3 de diciembre de 2011

El Ático de Malasaña. #2


Sábado por la mañana, se levantó a eso de las once. Puso el café y se sentó delante del papel. Hacía muchísimo tiempo que no era capaz de escribir más de dos líneas seguidas con un mínimo de coherencia. Exactamente, tres meses, justo desde el día en que pisó la capital y la dueña de la pensión le entregó las llaves.
Solía hacer esto todas las mañanas; calentaba el café hasta que parecía que iba a hervir y, mientras esperaba a que se enfriase, juntaba frases en su mente e intentaba escribir un texto sobre lo bonito que es el amor, o lo que es lo mismo, algo de lo más comercial. Trabajaba para un grupo de pop-rock inglés que intentaba hacerse un hueco en la música en castellano. Eran rematadamente malos pero parecía que aún no se habían dado cuenta. Él escribía sus letras, todas de amor, las letras menos sinceras jamás escuchadas, y se las entregaba a la banda. Ellos, como carecían de conocimientos en la lengua española, las aceptaban con una sonrisa.
El grupo, como era de esperar, fue un éxito. Miles de fans adolescentes se agolpaban a las puertas de la discográfica para esperar a que saliesen sus músicos de mierda.
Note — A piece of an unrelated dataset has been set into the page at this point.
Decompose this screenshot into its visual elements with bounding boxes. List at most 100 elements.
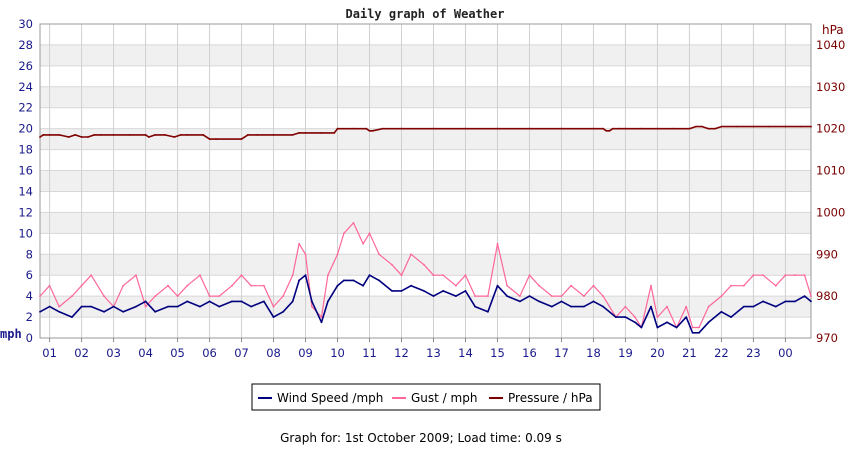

El caso es que su sueño de infancia siempre había sido escribir. Escribir como loco, vivir de ello.
Era bueno, era jodidamente bueno, pero él no lo sabía. Todo buen letrista o novelista necesita haber sido aplastado por la vida o, lo que es lo mismo, haberse enamorado alguna vez, para escribir con el corazón o hasta con el alma. Pero él nunca había vivido. No me refiero a la felicidad o esos términos tan de moda ahora, con los que se viene a decir que tienes que estar con la sonrisa de idiota plantada en la cara todo el día. La seguridad en sí mismo, la falta de miedo, el amor, la carencia de odio. Esas cosas que pueden resultar difíciles de conseguir pero, que cuando las consigues, más que haber encontrado la felicidad sientes que te has rendido a la más terrible de las rutinas.
El caso es que lo que a él le faltaba no era eso llamado "felicidad". Lo que le faltaba era sentir, sentir lo que fuese, incluso dolor. Necesitaba saber que estaba vivo sin necesidad de ponerse la mano en el lado izquierdo del pecho para comprobar que su corazón seguía latiendo.
El día que el sujeto en cuestión empezó a 'sentir', fue cuando se estampó de bruces contra ella en la escalera de la pensión.
La historia cambió su ritmo. Desde entonces todo iba lento. El heavy metal sonaba dulce y delicioso si ella lo ordenaba. En los recitales de música clásica la gente encendía mecheros si a ella le apetecía.
Siempre le gustó sentirse importante, especial, rebelde. Ella era el desconcierto de los conciertos. Jugaba con él como nadie.
Una vez escribió en un billete de cincuenta su número de teléfono y se lo dio, diciéndole que si, como él decía, estaban destinados, ese billete acabaría en sus manos.